Firing programmers for AI is a mistake
AI as Programmer Replacement: Hype vs Current Reality
- Many commenters say they see no real-world cases of AI fully replacing teams, only slowed hiring and normal macro-driven layoffs with “AI” used as PR cover.
- Claims from CEOs about replacing coders with AI are treated skeptically until corroborated by rank‑and‑file staff.
- Where AI does reduce headcount, it’s mostly “soft replacement”: not backfilling roles, cutting some contractors, or trimming low‑value clerical‑style coding work.
- Several stress that for any non‑trivial system you “still need a programmer” to understand requirements, architecture, deployment, and debugging.
What AI Is Actually Good At Today
- Strong consensus: LLMs are excellent for boilerplate, forms, layout tweaks, scripts, tests, unfamiliar APIs, quick prototypes, and learning new stacks.
- They are much weaker at:
- Significant changes in large, messy, mature codebases.
- Cross‑cutting changes across many services.
- Non‑obvious systems tradeoffs (performance, reliability, security, data flow).
- People using tools like Cursor, Windsurf, Copilot, Claude/GPT report net productivity gains, but not a clean 2× in real production work.

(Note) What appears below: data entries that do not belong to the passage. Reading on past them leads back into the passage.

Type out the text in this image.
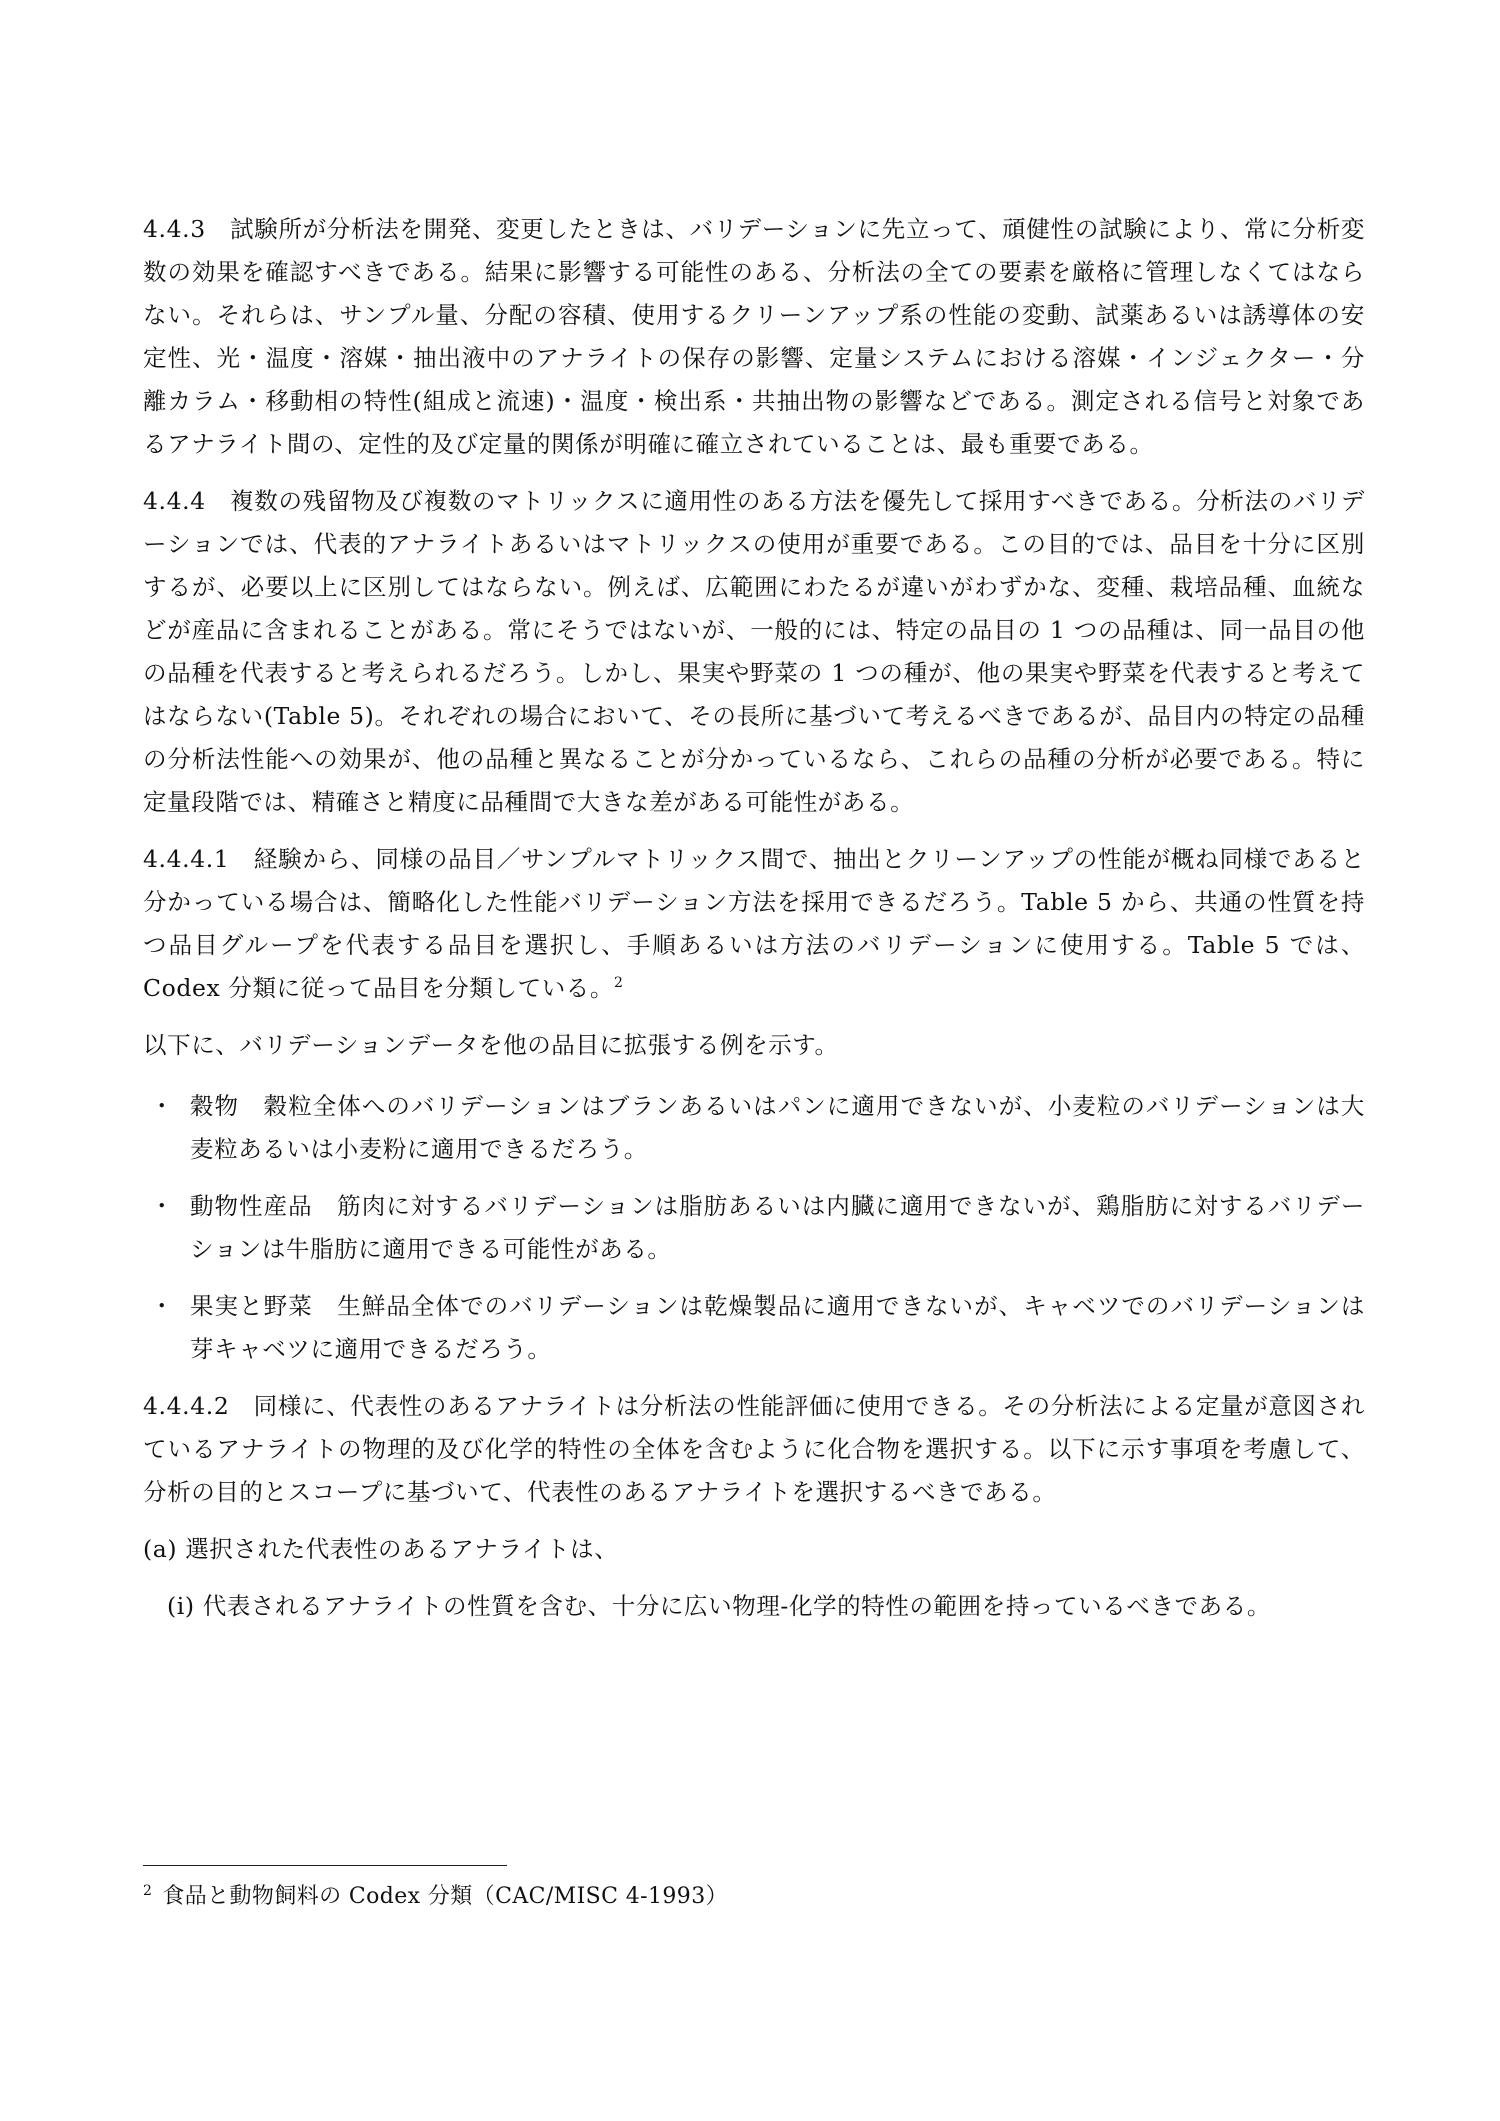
4.4.3　試験所が分析法を開発、変更したときは、バリデーションに先立って、頑健性の試験により、常に分析変数の効果を確認すべきである。結果に影響する可能性のある、分析法の全ての要素を厳格に管理しなくてはならない。それらは、サンプル量、分配の容積、使用するクリーンアップ系の性能の変動、試薬あるいは誘導体の安定性、光・温度・溶媒・抽出液中のアナライトの保存の影響、定量システムにおける溶媒・インジェクター・分離カラム・移動相の特性(組成と流速)・温度・検出系・共抽出物の影響などである。測定される信号と対象であるアナライト間の、定性的及び定量的関係が明確に確立されていることは、最も重要である。

4.4.4　複数の残留物及び複数のマトリックスに適用性のある方法を優先して採用すべきである。分析法のバリデーションでは、代表的アナライトあるいはマトリックスの使用が重要である。この目的では、品目を十分に区別するが、必要以上に区別してはならない。例えば、広範囲にわたるが違いがわずかな、変種、栽培品種、血統などが産品に含まれることがある。常にそうではないが、一般的には、特定の品目の 1 つの品種は、同一品目の他の品種を代表すると考えられるだろう。しかし、果実や野菜の 1 つの種が、他の果実や野菜を代表すると考えてはならない(Table 5)。それぞれの場合において、その長所に基づいて考えるべきであるが、品目内の特定の品種の分析法性能への効果が、他の品種と異なることが分かっているなら、これらの品種の分析が必要である。特に定量段階では、精確さと精度に品種間で大きな差がある可能性がある。

4.4.4.1　経験から、同様の品目／サンプルマトリックス間で、抽出とクリーンアップの性能が概ね同様であると分かっている場合は、簡略化した性能バリデーション方法を採用できるだろう。Table 5 から、共通の性質を持つ品目グループを代表する品目を選択し、手順あるいは方法のバリデーションに使用する。Table 5 では、Codex 分類に従って品目を分類している。$^2$

以下に、バリデーションデータを他の品目に拡張する例を示す。

・ 穀物　穀粒全体へのバリデーションはブランあるいはパンに適用できないが、小麦粒のバリデーションは大麦粒あるいは小麦粉に適用できるだろう。
・ 動物性産品　筋肉に対するバリデーションは脂肪あるいは内臓に適用できないが、鶏脂肪に対するバリデーションは牛脂肪に適用できる可能性がある。
・ 果実と野菜　生鮮品全体でのバリデーションは乾燥製品に適用できないが、キャベツでのバリデーションは芽キャベツに適用できるだろう。

4.4.4.2　同様に、代表性のあるアナライトは分析法の性能評価に使用できる。その分析法による定量が意図されているアナライトの物理的及び化学的特性の全体を含むように化合物を選択する。以下に示す事項を考慮して、分析の目的とスコープに基づいて、代表性のあるアナライトを選択するべきである。

(a) 選択された代表性のあるアナライトは、

(i) 代表されるアナライトの性質を含む、十分に広い物理-化学的特性の範囲を持っているべきである。

$^2$ 食品と動物飼料の Codex 分類（CAC/MISC 4-1993）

Risks: Quality, Tech Debt, and Safety
- Repeated warning: AI‑generated code can be “plausible slop” – compiles, passes happy paths, but hides subtle bugs, security issues, and long‑term maintainability problems.
- Tech‑diligence and “post‑mortem” practitioners say tech debt already silently cripples companies; AI‑accelerated slop could create many “dead by year five” products.
- Safety‑critical domains (aviation, medicine, payments, infra) are seen as especially risky if managers chase short‑term savings.
Juniors, Pipeline, and Skills
- Widespread concern: companies were already under‑investing in juniors; AI gives them another excuse.
- If juniors are replaced by seniors+AI, the pipeline of future senior engineers collapses, mirroring the “COBOL crisis” pattern.
- Others counter that new developers will be “AI‑native” and can learn faster, if they’re forced to understand and debug, not just paste prompts.
Management, Economics, and Hype Cycles
- Many compare “fire devs for AI” to past fads: offshoring, no‑code/low‑code, Metaverse, etc.—short‑term cost‑cutting that later proved brittle.
- Key point: AI is largely a productivity multiplier, not a proprietary moat; competitors get the same tools, so pure cost‑cutting offers little strategic advantage.
- Some argue the real driver is higher rates and market consolidation, with AI serving as a convenient narrative.
Longer‑Term Speculation
- Views diverge:
- Optimists see AI enabling many more small products and one‑person companies.
- Pessimists foresee widespread replacement of “clerical programmers,” enshittified software, and mass deskilling.
- A minority discuss true AGI/ASI as a qualitatively different, civilizational event, but most treat that as too speculative for hiring decisions today.